We continue to have a weird situation between the 2 major indexes as the S&P 500 is clearly in correction mode, but the NASDAQ is doing ok. Generally they move together far more closely, but from a technical perspective we have two completely different reads between them. This was another day of government shutdown and the market is slowly selling off. It has now been just over 2 weeks since the Fed meeting when Bernanke surprised almost everyone with no slowdown of quantitative easing, and it's been almost straight down since for the S&P 500. After a morning selloff on some bad economic data, there was a mid day rally but the shooting in D.C. pressured the market late in the day. The S&P 500 fell 0.90% and the NASDAQ 1.07%. Economic data was weak:
The Institute of Supply Management non-manufacturing survey index fell to 54.4 in September from 58.6 in August. A reading above 50 in the index indicates an expansion in the U.S. service sector. September's reading fell short of the 57.4 consensus expectation in a Reuters poll and even undershot the lowest forecast among the 74 economists surveyed.

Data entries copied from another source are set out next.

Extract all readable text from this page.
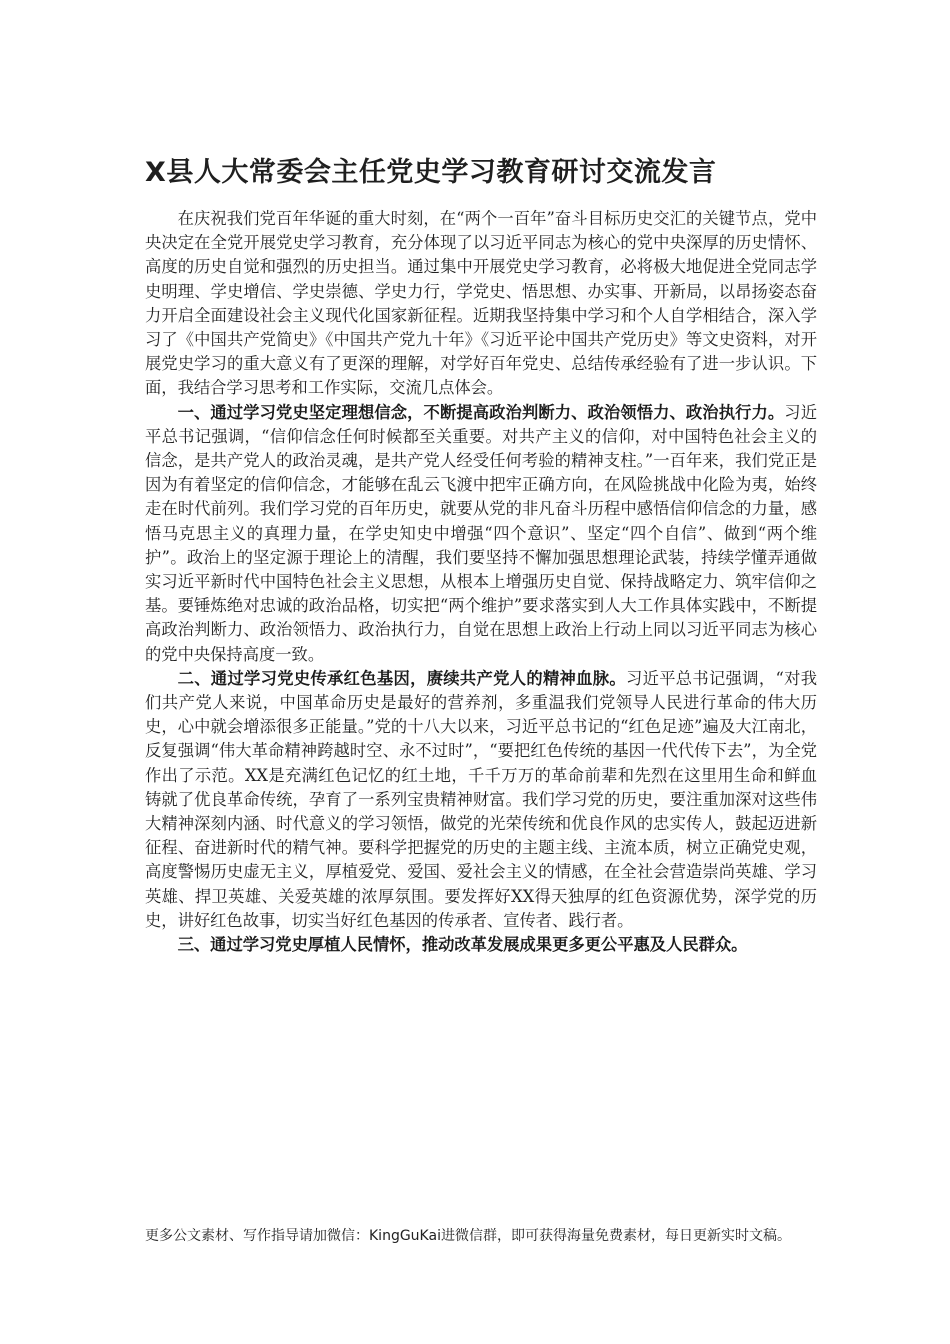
X县人大常委会主任党史学习教育研讨交流发言

在庆祝我们党百年华诞的重大时刻，在“两个一百年”奋斗目标历史交汇的关键节点，党中央决定在全党开展党史学习教育，充分体现了以习近平同志为核心的党中央深厚的历史情怀、高度的历史自觉和强烈的历史担当。通过集中开展党史学习教育，必将极大地促进全党同志学史明理、学史增信、学史崇德、学史力行，学党史、悟思想、办实事、开新局，以昂扬姿态奋力开启全面建设社会主义现代化国家新征程。近期我坚持集中学习和个人自学相结合，深入学习了《中国共产党简史》《中国共产党九十年》《习近平论中国共产党历史》等文史资料，对开展党史学习的重大意义有了更深的理解，对学好百年党史、总结传承经验有了进一步认识。下面，我结合学习思考和工作实际，交流几点体会。

一、通过学习党史坚定理想信念，不断提高政治判断力、政治领悟力、政治执行力。习近平总书记强调，“信仰信念任何时候都至关重要。对共产主义的信仰，对中国特色社会主义的信念，是共产党人的政治灵魂，是共产党人经受任何考验的精神支柱。”一百年来，我们党正是因为有着坚定的信仰信念，才能够在乱云飞渡中把牢正确方向，在风险挑战中化险为夷，始终走在时代前列。我们学习党的百年历史，就要从党的非凡奋斗历程中感悟信仰信念的力量，感悟马克思主义的真理力量，在学史知史中增强“四个意识”、坚定“四个自信”、做到“两个维护”。政治上的坚定源于理论上的清醒，我们要坚持不懈加强思想理论武装，持续学懂弄通做实习近平新时代中国特色社会主义思想，从根本上增强历史自觉、保持战略定力、筑牢信仰之基。要锤炼绝对忠诚的政治品格，切实把“两个维护”要求落实到人大工作具体实践中，不断提高政治判断力、政治领悟力、政治执行力，自觉在思想上政治上行动上同以习近平同志为核心的党中央保持高度一致。

二、通过学习党史传承红色基因，赓续共产党人的精神血脉。习近平总书记强调，“对我们共产党人来说，中国革命历史是最好的营养剂，多重温我们党领导人民进行革命的伟大历史，心中就会增添很多正能量。”党的十八大以来，习近平总书记的“红色足迹”遍及大江南北，反复强调“伟大革命精神跨越时空、永不过时”，“要把红色传统的基因一代代传下去”，为全党作出了示范。XX是充满红色记忆的红土地，千千万万的革命前辈和先烈在这里用生命和鲜血铸就了优良革命传统，孕育了一系列宝贵精神财富。我们学习党的历史，要注重加深对这些伟大精神深刻内涵、时代意义的学习领悟，做党的光荣传统和优良作风的忠实传人，鼓起迈进新征程、奋进新时代的精气神。要科学把握党的历史的主题主线、主流本质，树立正确党史观，高度警惕历史虚无主义，厚植爱党、爱国、爱社会主义的情感，在全社会营造崇尚英雄、学习英雄、捍卫英雄、关爱英雄的浓厚氛围。要发挥好XX得天独厚的红色资源优势，深学党的历史，讲好红色故事，切实当好红色基因的传承者、宣传者、践行者。

三、通过学习党史厚植人民情怀，推动改革发展成果更多更公平惠及人民群众。

更多公文素材、写作指导请加微信：KingGuKai进微信群，即可获得海量免费素材，每日更新实时文稿。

Keep in mind with the government shutdown there will be no employment data tomorrow as we normally get.
With the S&P 500 we continue to test this 50 day moving average this week. The NASDAQ on the other hand has only fallen to the 20 day moving average, and has only done that Monday and today had held the 10 day ma.
NYSE McClellan has now gone negative this week after staying positive for the first week of the correction; this indicated breadth is weakening.

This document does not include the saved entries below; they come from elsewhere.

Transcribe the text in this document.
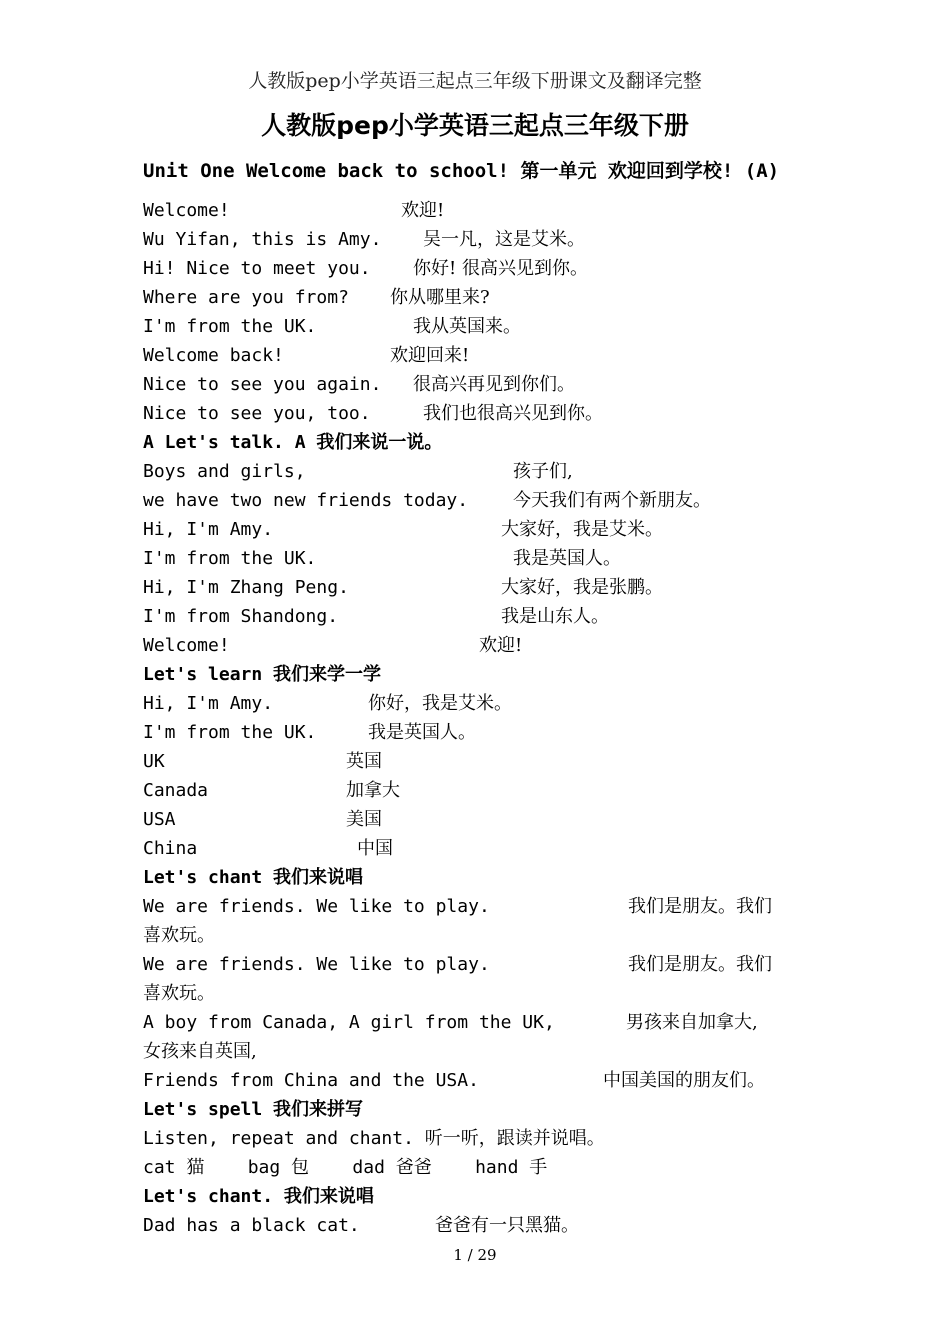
人教版pep小学英语三起点三年级下册课文及翻译完整
人教版pep小学英语三起点三年级下册
Unit One Welcome back to school! 第一单元 欢迎回到学校! (A)
Welcome!	欢迎!
Wu Yifan, this is Amy. 吴一凡，这是艾米。
Hi! Nice to meet you. 你好! 很高兴见到你。
Where are you from? 你从哪里来?
I'm from the UK.	我从英国来。
Welcome back!	欢迎回来!
Nice to see you again. 很高兴再见到你们。
Nice to see you, too.	我们也很高兴见到你。
A Let's talk. A 我们来说一说。
Boys and girls,	孩子们,
we have two new friends today. 今天我们有两个新朋友。
Hi, I'm Amy.	大家好，我是艾米。
I'm from the UK.	我是英国人。
Hi, I'm Zhang Peng.	大家好，我是张鹏。
I'm from Shandong.	我是山东人。
Welcome!	欢迎!
Let's learn 我们来学一学
Hi, I'm Amy.	你好，我是艾米。
I'm from the UK.	我是英国人。
UK	英国
Canada	加拿大
USA	美国
China	中国
Let's chant 我们来说唱
We are friends. We like to play.	我们是朋友。我们
喜欢玩。
We are friends. We like to play.	我们是朋友。我们
喜欢玩。
A boy from Canada, A girl from the UK,	男孩来自加拿大,
女孩来自英国,
Friends from China and the USA.	中国美国的朋友们。
Let's spell 我们来拼写
Listen, repeat and chant. 听一听，跟读并说唱。
cat 猫    bag 包    dad 爸爸    hand 手
Let's chant. 我们来说唱
Dad has a black cat.	爸爸有一只黑猫。
1 / 29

VIX remains elevated and today made higher highs...not something bulls want to see.
After a breakout earlier this week, the Transports has broken back into its channel.

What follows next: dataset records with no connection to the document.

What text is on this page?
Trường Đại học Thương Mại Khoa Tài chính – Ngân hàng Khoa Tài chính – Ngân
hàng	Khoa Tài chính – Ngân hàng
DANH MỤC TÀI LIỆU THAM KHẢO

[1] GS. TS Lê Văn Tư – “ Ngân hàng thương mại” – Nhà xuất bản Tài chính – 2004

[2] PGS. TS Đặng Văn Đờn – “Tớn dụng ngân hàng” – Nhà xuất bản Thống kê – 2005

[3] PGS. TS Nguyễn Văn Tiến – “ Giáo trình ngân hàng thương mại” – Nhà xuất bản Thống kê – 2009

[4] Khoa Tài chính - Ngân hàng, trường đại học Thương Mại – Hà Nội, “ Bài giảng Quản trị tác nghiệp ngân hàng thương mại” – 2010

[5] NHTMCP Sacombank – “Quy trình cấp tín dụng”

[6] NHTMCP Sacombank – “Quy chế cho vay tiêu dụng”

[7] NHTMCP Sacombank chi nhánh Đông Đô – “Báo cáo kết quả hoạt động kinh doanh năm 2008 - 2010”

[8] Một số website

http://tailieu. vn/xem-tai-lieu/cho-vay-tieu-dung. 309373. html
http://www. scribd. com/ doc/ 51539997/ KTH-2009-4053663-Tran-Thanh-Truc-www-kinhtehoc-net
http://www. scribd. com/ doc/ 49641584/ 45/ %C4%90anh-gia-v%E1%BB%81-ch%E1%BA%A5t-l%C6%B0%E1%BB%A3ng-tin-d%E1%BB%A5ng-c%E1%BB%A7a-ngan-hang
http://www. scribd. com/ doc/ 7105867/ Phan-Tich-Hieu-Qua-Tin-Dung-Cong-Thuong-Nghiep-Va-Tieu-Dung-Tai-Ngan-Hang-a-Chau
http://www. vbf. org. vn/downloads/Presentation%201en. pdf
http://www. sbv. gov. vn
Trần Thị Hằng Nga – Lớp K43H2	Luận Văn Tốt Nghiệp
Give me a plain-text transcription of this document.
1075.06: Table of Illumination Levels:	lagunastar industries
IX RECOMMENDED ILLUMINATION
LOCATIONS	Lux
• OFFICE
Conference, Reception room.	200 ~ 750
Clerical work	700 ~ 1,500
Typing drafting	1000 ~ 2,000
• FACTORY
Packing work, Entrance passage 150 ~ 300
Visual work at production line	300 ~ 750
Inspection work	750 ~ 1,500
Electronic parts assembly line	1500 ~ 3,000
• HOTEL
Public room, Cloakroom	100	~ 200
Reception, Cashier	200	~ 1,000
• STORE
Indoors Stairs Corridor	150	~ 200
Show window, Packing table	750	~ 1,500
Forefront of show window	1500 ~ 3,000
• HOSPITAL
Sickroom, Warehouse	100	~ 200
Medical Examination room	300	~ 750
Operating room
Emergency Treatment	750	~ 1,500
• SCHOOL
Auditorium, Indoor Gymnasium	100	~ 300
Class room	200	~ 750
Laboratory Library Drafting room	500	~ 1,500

Very few sectors are holding up versus the market as a whole but 2 are the energy exploration stocks and biotech.
Last but not least, Twitter today made its IPO filing and will trade under ticker TWTR. From CNBC:
Twitter made its S-1 filing available to the public Thursday, finally shedding some light on its initial public offering plans.
The company intends to trade under the ticker TWTR and seeks to raise $1 billion, according to the filing. Goldman Sachs is the lead underwriter on the deal.